There are, of course, exceptions.

In California, for example, an employer is generally protected from workers’ comp claims if the van pool is sponsored or mandated by a government entity. If an employer sponsors a van-pool program to comply with a local trip reduction mandate, for example, "coming and going" in the van pool would not be subject to workers’ comp claims. A similar ridesharing law in Florida does not require a government mandate.

Other states have statutes of varying strengths short of a full shield for employers, Kreindler said, while claims in states without statutes are decided according to case law.

"These ride-sharing laws are basically trying to clarify that these vehicles we’re using for van sharing are not to be construed as work vehicles," VPSI’s Pederson said.

Kintner warned, however, that employers should still be cautious.

"I feel that it’s very precarious, and of course case law can be overturned," she said. "At the very least, the employer’s workers’ comp carrier has to be put on notice that this [van-pool] program is in place."

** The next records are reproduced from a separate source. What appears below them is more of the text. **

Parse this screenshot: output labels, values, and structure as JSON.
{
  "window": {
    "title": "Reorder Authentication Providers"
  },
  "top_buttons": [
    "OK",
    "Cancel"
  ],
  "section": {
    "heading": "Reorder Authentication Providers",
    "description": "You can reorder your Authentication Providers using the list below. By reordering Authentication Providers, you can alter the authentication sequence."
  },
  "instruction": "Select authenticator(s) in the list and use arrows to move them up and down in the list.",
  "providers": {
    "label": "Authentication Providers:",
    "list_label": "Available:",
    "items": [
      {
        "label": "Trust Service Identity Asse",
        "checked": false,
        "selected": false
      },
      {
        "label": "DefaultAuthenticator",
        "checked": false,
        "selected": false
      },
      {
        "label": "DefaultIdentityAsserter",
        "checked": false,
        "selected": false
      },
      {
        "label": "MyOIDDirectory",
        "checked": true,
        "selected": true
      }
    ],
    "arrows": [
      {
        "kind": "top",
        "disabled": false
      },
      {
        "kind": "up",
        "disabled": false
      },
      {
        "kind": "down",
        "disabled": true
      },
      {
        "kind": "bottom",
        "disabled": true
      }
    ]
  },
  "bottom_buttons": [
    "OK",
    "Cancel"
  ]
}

Getting advice is important, said Pam Ferrandino, executive vice president and casualty practice leader for Willis North America Inc. in New York. She recommends that employers arranging commuting programs consult with their broker and workers’ comp board or department of insurance.

Another risk factor in van pooling is auto liability, which would be greatest when employers own and operate the program, experts say.

"If the vehicle is owned by the employer, that liability would go back to the employer," Ferrandino said.

Outsourced vehicle arrangements can transfer liability risk to the third-party owner/operator.

Most van pools are, in fact, outsourced, according to Jon Martz, president of the Washington-based Association for Commuter Transportation, a transportation interest group.

"It’s pretty rare now" for employers to own and operate their own van pools, Martz said.

Kreindler said that a third-party contractor can often take on potential auto liability. In addition to owning and maintaining the vehicle, many third-party contractors will indemnify the employer for auto liability.

Indemnification usually contains a number of safety measures, including vehicle maintenance and an application and screening process for employees who drive the van.

"I think [third-party operation] is an effective way to manage the risk," Ferrandino said. "If the employer feels they have the critical mass [of employee demand] to manage it professionally, with the expertise of an outside vendor, that’s a decision they can make. It’s about finding a way to mitigate and manage that risk by having a business partner with best-in-business practices."